Plotting the points (0, 6), (1, 5) and (3, 3) and drawing a line passing through these points, we obtain the graph of of the line x + y = 6.

$$\begin{gathered} x-y=2 \\ \Rightarrow y=x-2 \end{gathered}$$
When x = 0, $y=0-2=-2$
When x = 2, $y=2-2=0$
When x = –1, $y=-1-2=-3$

Thus, the points on the line x – y = 2 are as given in the following table:

x	0	2	–1
y	–2	0	–3

Plotting the points (0, –2), (2, 0) and (–1, –3) and drawing a line passing through these points, we obtain the graph of of the line x – y = 2.

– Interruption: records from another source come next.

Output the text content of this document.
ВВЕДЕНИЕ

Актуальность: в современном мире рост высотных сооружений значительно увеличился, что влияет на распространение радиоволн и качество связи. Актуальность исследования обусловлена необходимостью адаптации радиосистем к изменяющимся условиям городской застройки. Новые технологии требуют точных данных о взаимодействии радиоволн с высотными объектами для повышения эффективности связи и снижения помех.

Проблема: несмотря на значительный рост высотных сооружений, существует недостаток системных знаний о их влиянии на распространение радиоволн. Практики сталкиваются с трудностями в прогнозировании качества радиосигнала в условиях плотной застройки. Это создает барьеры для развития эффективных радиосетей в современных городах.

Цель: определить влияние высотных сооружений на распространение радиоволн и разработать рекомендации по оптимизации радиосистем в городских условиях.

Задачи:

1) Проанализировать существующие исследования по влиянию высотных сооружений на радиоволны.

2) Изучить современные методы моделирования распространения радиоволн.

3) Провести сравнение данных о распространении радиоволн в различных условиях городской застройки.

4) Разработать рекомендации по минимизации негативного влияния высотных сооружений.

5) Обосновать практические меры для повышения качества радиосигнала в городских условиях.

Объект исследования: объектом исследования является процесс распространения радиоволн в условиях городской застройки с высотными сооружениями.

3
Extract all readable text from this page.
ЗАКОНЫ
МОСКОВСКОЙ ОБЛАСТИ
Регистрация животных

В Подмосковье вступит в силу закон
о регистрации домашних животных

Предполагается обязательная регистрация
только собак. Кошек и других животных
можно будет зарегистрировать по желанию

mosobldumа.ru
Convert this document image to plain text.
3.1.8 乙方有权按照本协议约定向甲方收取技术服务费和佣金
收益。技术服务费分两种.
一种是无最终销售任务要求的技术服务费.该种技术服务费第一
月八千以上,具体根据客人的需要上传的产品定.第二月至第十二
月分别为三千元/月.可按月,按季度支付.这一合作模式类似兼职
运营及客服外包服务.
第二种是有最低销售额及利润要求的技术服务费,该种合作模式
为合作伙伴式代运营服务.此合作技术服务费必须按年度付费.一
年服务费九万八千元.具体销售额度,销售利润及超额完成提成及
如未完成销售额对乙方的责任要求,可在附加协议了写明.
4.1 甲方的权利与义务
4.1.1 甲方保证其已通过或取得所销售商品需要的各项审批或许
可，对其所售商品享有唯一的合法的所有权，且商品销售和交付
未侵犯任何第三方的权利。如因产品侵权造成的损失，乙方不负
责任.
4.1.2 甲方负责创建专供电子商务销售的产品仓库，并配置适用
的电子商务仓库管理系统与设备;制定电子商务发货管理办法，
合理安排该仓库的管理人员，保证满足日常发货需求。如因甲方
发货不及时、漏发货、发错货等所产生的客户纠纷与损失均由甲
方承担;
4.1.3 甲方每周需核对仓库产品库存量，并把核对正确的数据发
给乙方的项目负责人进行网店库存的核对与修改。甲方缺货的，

It can be seen that the lines x + y = 6 and x – y = 2 intersect at the point (4, 2).

Question 12:

Two students A and B contributed ₹ 100 towards the Prime Minister's Relief Fund to help the earthquake victims. Write a linear equation to satisfy the above data and draw its graph.

Answer 12:

Let the contribution of A and B be ₹ x and ₹ y, respectively.

Total contribution of A and B = ₹ x + ₹ y = ₹ (x + y)

It is given that the total contribution of A and B is ₹ 100.

∴ x + y = 100

This is the linear equation satisfying the the given data.

x + y = 100 

⇒ y = 100 – x

When x = 10, y = 100 – 10 = 90

When x = 40, y = 100 – 40 = 60

When x = 60, y = 100 – 60 = 40

Thus, the points on the line x + y = 100  are as given in the following table:

x	10	40	60
y	90	60	40

Plotting the points (10, 90), (40, 60) and (60, 40) and drawing a line passing through these points, we obtain the graph of of the line x + y = 100.